I am trying to apply glmnet
's lasso to a set of features in which there are multiple categorical variables with multiple levels. My intention is to let lasso reduce some of the coefficients of the features down to 0, so that they can be thrown out. Some of my categorical predictors have as many as 50 levels.

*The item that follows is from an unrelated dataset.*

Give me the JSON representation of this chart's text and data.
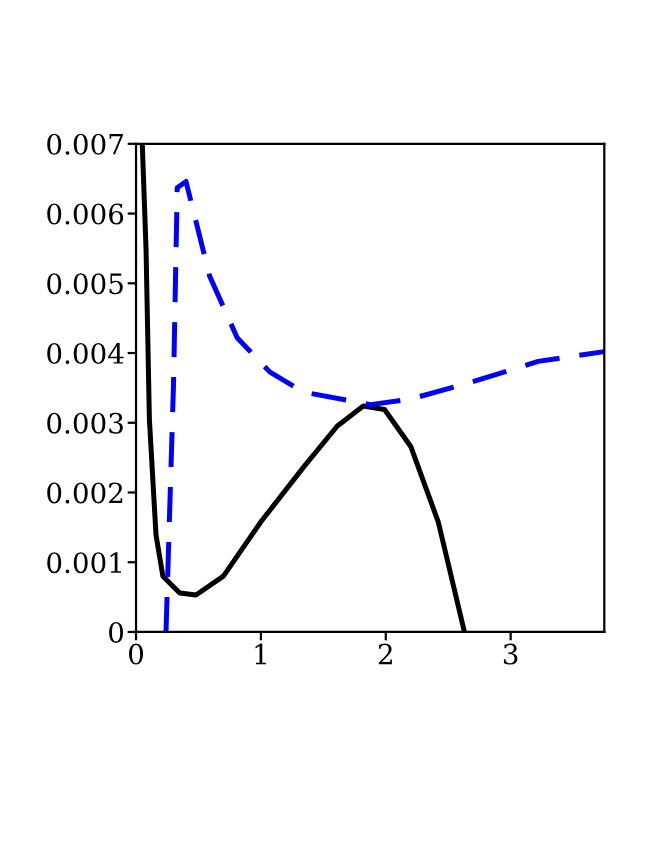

The result is that the glmnet
is throwing out only some of the levels of the categorical predictors, but keeping some others. My understanding is that this is incorrect - the dummified levels are all a part of the same predictor - so one needs to throw out the entire predictor (with all it's levels) or keep all of them. The data set is large, maybe 600,000 rows. I am trying to predict a binary outcome between two classes.
Here is an example of my code:
library(glmnet)
x <- model.matrix(project.status~., data = data_train)
y <- data_train$project.status
lasso.net <- cv.glmnet(x, y, alpha = 1, family = "binomial", nfolds = 5,
type.measure = "auc")
and the output:
>coef(lasso.net)
86 x 1 sparse Matrix of class "dgCMatrix"
1
(Intercept) -9.099069e-02
(Intercept) .
project.gradeGrades 6-8 .
project.gradeGrades 9-12 6.891742e-02
project.gradeGrades PreK-2 3.107257e-03
project.resourceBooks .
project.resourceClassroom Basics 8.106422e-01
project.resourceComputers & Tablets 5.849269e-01
project.resourceEducational Kits & Games 8.442034e-01
project.resourceFlexible Seating 5.031112e-01
project.resourceTrips .
project.resourceVisitors .
project.cost -5.286631e-04
school.metro.typesuburban 1.991501e-02
school.metro.typetown -8.060338e-02
school.metro.typeurban 2.380249e-01
school.percent.lunch 4.178175e-04
school.stateAlaska .
school.stateArizona -2.095588e-01
school.stateArkansas -1.652419e-01
school.stateCalifornia 1.209260e-03
school.stateColorado 6.299693e-02
school.stateConnecticut 1.186827e-01
school.stateDelaware 1.829217e-01
school.stateDistrict of Columbia 4.099672e-01
school.stateFlorida .
school.stateGeorgia -2.292140e-01
I've not included the entire output (it's long) but hopefully this presents my issue. The school.state
predictor is a categorical predictor with the 50 states. I essentially want to see if I can throw this predictor out, but instead of zeroing the entire predictor, it is only zeroing out some of the states, and keeping the others. Likewise with the project resource and project grade (it's essentially a charity project, I am trying to predict whether they met their funding goal or not).